Annual Federal Pay Raise
The annual federal pay raise is determined through the political process. Congress and the president have a role. Oftentimes, the president makes a recommendation for the next raise (or lack of one) and Congress goes along with it.
In other years, Congress passes legislation that determines the size of the annual federal employee pay raise. The amount given through the legislative process may be greater or smaller than the amount recommended by the president.
The amount of the COLA for federal retirees and Social Security recipients is not directly related to any annual federal pay raise for current employees.
Annual COLA Increase
The annual federal employee pay raise is different than the COLA for federal retirees.
The COLA amount is automatically determined by a formula that plays out automatically. In some years, federal retirees receive a higher increase than current federal employees. In other years, the COLA amount is less than the pay raise and, in some years, there is no COLA increase at all. It all depends on the rate of inflation as defined in the legislation that applies when calculating the COLA amount.
Locality pay areas do not apply to federal retirees or Social Security recipients. A former federal employee receiving an annuity will receive the same percentage increase (a COLA) regardless of the employee’s geographic location. This is why some federal employees move after retirement—their retirement income is worth more in purchasing power in a low-cost area (often a small town or rural area) than in an area with a higher cost of living (often a large city).
Locality pay does impact many current federal employees. Locality pay is determined by the cost of labor as measured by the Bureau of Labor Statistics (BLS). BLS conducts locality pay surveys in 47 geographic areas, with survey data representing non-federal salaries (including state and local) at distinct levels of work. In the locality pay program, federal pay is compared to non-Federal pay for the same levels of work as measured by BLS. The cost of labor is not the same as the cost of living, although BLS measures both of these.

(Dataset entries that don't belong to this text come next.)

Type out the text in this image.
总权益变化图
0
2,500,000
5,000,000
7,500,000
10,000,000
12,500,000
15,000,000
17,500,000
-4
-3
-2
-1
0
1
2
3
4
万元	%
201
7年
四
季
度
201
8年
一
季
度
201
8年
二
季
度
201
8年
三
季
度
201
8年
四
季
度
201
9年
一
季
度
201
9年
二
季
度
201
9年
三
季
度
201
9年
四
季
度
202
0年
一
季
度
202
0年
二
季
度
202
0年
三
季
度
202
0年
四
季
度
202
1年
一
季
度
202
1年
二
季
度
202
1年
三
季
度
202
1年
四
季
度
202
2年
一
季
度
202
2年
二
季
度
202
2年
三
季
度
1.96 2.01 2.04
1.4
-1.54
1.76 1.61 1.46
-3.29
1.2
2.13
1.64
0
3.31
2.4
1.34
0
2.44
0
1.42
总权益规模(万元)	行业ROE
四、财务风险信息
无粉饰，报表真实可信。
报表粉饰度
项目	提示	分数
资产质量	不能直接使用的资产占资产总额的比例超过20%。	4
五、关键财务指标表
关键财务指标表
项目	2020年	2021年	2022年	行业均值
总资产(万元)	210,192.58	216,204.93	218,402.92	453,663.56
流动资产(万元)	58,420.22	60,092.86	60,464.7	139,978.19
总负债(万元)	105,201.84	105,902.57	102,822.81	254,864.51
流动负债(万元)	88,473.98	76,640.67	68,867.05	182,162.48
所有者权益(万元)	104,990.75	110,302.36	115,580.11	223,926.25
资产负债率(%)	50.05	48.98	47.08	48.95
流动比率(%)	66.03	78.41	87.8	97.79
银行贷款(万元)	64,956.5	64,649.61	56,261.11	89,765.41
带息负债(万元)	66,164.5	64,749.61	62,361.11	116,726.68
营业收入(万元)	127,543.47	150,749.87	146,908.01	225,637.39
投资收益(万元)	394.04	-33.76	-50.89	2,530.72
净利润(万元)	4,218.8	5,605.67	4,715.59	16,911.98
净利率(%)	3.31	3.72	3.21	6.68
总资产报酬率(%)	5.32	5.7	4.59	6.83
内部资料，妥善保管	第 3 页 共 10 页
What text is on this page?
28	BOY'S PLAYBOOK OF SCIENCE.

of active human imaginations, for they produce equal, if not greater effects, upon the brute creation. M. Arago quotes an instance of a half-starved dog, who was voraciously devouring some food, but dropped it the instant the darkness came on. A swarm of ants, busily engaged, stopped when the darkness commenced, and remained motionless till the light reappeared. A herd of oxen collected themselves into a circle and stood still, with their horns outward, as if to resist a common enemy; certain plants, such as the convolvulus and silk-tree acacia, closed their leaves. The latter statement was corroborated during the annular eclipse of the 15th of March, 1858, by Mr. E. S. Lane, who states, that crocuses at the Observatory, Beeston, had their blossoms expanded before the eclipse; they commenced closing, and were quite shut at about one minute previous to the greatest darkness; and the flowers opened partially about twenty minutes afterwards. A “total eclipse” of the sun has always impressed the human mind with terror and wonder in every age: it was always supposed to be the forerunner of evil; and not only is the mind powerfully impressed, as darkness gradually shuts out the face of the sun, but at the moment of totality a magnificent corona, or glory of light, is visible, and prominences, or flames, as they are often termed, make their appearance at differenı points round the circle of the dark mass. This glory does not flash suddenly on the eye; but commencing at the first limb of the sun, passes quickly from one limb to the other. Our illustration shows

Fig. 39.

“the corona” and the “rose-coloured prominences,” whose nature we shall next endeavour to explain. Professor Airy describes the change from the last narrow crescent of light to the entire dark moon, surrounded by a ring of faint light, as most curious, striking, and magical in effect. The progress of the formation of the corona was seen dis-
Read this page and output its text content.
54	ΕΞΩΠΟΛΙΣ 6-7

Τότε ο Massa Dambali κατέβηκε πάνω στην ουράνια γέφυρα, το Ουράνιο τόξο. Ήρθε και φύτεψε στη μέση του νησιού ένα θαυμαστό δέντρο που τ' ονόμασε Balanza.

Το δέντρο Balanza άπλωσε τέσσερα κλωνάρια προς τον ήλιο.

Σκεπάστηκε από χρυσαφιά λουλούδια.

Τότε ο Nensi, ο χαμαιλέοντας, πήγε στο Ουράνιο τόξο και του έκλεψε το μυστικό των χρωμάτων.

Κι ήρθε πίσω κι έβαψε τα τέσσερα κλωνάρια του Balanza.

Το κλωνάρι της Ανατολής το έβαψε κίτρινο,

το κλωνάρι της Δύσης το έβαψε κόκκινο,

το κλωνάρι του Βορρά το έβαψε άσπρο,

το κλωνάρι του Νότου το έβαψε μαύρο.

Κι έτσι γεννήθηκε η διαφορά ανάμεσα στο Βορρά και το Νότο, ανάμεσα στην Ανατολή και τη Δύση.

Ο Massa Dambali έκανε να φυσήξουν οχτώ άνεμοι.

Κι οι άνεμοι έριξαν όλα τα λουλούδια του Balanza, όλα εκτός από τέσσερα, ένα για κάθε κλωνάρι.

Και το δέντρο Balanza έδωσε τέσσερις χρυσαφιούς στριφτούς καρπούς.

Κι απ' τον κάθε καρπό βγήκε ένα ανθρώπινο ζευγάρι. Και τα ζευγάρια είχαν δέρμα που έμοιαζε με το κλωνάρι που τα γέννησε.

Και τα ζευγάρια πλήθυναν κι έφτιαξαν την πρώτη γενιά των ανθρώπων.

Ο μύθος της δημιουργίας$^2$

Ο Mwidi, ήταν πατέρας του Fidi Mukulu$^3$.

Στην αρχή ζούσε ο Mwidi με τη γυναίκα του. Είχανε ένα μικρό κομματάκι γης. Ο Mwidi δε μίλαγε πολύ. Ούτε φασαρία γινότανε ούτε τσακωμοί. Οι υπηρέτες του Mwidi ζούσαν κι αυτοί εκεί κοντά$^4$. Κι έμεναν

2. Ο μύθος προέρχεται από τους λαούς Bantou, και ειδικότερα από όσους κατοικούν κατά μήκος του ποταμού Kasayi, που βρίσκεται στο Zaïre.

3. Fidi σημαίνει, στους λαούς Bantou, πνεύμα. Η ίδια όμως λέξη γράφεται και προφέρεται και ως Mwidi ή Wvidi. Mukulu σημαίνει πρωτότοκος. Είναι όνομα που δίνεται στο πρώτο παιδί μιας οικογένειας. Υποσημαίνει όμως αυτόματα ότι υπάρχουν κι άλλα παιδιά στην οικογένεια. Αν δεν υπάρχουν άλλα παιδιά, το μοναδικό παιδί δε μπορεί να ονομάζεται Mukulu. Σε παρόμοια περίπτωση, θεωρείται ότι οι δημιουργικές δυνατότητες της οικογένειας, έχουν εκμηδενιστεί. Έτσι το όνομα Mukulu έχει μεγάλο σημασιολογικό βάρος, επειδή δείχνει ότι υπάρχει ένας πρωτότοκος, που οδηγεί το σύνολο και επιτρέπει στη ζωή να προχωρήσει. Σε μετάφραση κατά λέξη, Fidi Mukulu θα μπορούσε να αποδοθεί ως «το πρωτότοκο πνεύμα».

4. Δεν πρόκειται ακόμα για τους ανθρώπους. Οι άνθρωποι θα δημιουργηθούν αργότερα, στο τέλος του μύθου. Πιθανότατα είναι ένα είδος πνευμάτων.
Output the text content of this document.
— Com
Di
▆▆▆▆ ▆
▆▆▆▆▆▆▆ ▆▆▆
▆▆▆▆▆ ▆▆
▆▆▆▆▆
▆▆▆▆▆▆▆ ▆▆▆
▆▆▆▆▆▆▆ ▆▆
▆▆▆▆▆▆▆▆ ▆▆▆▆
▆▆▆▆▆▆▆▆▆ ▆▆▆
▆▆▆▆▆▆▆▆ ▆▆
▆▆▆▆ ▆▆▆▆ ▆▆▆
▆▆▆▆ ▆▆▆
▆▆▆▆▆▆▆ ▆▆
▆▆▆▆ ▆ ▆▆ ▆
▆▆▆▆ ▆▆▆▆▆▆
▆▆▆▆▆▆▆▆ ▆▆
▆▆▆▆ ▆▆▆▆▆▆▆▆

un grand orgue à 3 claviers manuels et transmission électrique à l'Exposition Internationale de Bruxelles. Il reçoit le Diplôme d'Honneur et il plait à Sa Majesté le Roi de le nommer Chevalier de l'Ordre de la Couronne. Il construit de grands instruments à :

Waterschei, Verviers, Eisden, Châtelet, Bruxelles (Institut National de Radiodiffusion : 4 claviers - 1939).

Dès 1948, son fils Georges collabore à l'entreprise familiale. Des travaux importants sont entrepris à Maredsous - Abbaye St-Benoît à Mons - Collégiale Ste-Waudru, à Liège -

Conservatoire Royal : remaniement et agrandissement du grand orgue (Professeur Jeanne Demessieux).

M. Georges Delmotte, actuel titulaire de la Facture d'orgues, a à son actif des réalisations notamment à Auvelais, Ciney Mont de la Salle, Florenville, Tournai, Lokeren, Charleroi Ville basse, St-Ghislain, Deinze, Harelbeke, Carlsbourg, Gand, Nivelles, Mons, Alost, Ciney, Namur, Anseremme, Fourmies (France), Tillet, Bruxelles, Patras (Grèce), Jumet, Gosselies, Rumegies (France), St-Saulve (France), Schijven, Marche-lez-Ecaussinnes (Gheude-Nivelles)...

In effect, readers who comment that the cost of living in their area is higher than Des Moines may be correct. But, the cost of labor may be higher regardless of the cost of living.
The Federal Salary Council reviews locality pay areas and makes recommendations on locality pay for the coming year—including whether to add new locality pay area or modify existing pay areas.
The President’s Pay Agent may (or may not) accept the Salary Council recommendations. The Pay Agent issues an annual report with its conclusions and the Office of Personnel Management implements the decision of the Pay Agent.
The pay system is constantly changing in some way. Understanding how it impacts a particular person’s income for the coming year can be difficult to project or understand. We hope this brief overview is helpful.